Opinions of Wednesday, 9 September 2015

Columnist: Daily Guide

Nana Akufo Addo’s counsel to NPP colleagues laudable

Opinion Opinion

Nana Akufo Addo’s good counsel to his colleagues in the New Patriotic Party (NPP) to steer away from the temptation to engage in airwave polemics is auspicious.

We wish same could be extended to the other political parties so we can maintain some decency in our politics, which for now is anything but appealing and decorous.

It is such cacophonous engagements on the airwaves which put off many a fine gentleman from offering themselves to serve the country in the political realm.

The daily regimen of verbal war of attrition gives a semblance of political chaos in the country. Strangers listening to our airwaves on their first morning would swear there is a looming war and could be arranging for their departure with the next available flight.

When there is this picture of disharmony among us as people belonging to the same country ideally seeking the progress of the motherland, we are constrained to describe ourselves as far from understanding what politics is all about.

Unfortunately, even within the same political parties people tend to disagree with each other in the vilest fashion. In the event of venting their frustrations, some of them choosing the airwaves end up washing their dirty linen in the public and casting their parties in bad light.

When the rank and file engages in such destructive acts they can be pardoned. Not so when the defaulters are those elected to manage their parties to serve as vehicles through which alternative programmes can be fashioned out and presented so the people can make informed decisions as to which to choose from.

At a time when the two main political parties are preparing themselves for the next presidential and parliamentary elections, what the electorate want to know is how each of them seeks to change their lot.

Governance should be good and not the contrary. Unfortunately, we have been enmeshed in a dose of bad governance – a situation which end can only come when the people make a choice that can usher a better alternative to the status quo.

The political laws of the country are intended to ensure that such groupings share same ideals and nurse the ultimate goal of assuming political power.

What these laws cannot prevent is the unleashing on the political parties dangerous and devious persons who hide their true selves and motives when they go seeking the offices they eventually get through deception.
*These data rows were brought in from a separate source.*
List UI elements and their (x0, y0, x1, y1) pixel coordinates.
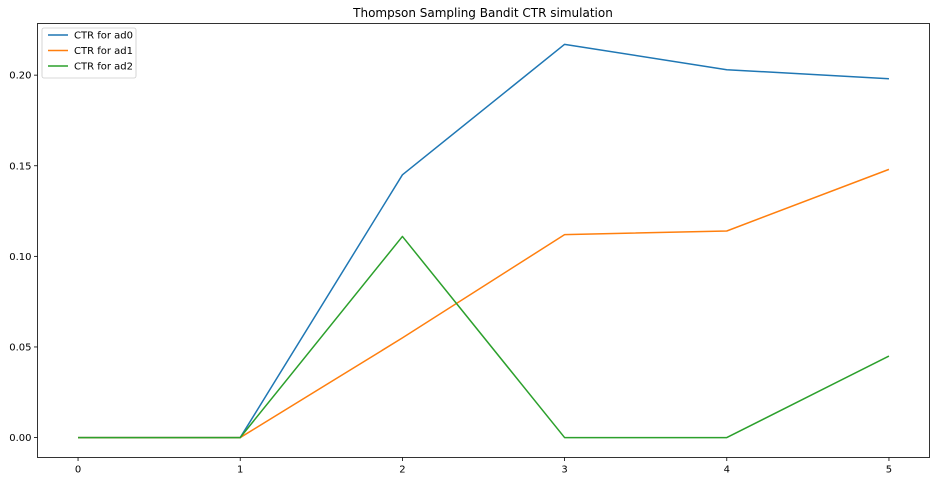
x-tick-label: 5 (886, 465, 892, 476)
y-tick-label: 0.15 (9, 161, 31, 172)
y-axis: 0.00 0.05 0.10 0.15 0.20 (9, 71, 38, 444)
x-tick-label: 2 (399, 465, 405, 476)
series-line-1 (78, 168, 890, 439)
y-tick-label: 0.20 (9, 71, 31, 82)
series-line-0 (78, 43, 889, 439)
y-tick-label: 0.05 (9, 342, 31, 353)
x-tick-label: 3 (561, 465, 567, 476)
plot-lines (78, 43, 890, 439)
legend-label-1: CTR for ad1 (74, 46, 133, 57)
y-tick-label: 0.10 (9, 252, 31, 263)
y-tick-label: 0.00 (9, 433, 31, 444)
x-axis: 0 1 2 3 4 5 (75, 457, 892, 476)
x-tick-label: 1 (237, 465, 243, 476)
chart-title: Thompson Sampling Bandit CTR simulation (352, 6, 613, 20)
legend-label-0: CTR for ad0 (74, 31, 133, 42)
legend: CTR for ad0 CTR for ad1 CTR for ad2 (41, 27, 137, 79)
legend-label-2: CTR for ad2 (74, 62, 133, 73)
x-tick-label: 4 (724, 465, 730, 476)
series-line-2 (78, 235, 890, 439)
plot-frame (37, 23, 930, 458)
x-tick-label: 0 (75, 465, 81, 476)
The New Patriotic Party (NPP) is currently enmeshed in such ado and being a major vehicle for the formation of a future government, the need to clear it of such mischievous characters should not be overlooked.

It is not for nothing that political laws of every country worth their mettle are fashioned out to stop charlatans with devious agenda from ascending critical positions in parties – these groupings being the sources of presidents and their ministers alongside other appointees whose stewardship would define the quality of governance.

Those who can sell their political parties for a pittance after swearing oaths of allegiance are political misfits, indeed quislings, and therefore unworthy of deference and acceptability in the comity of the decent.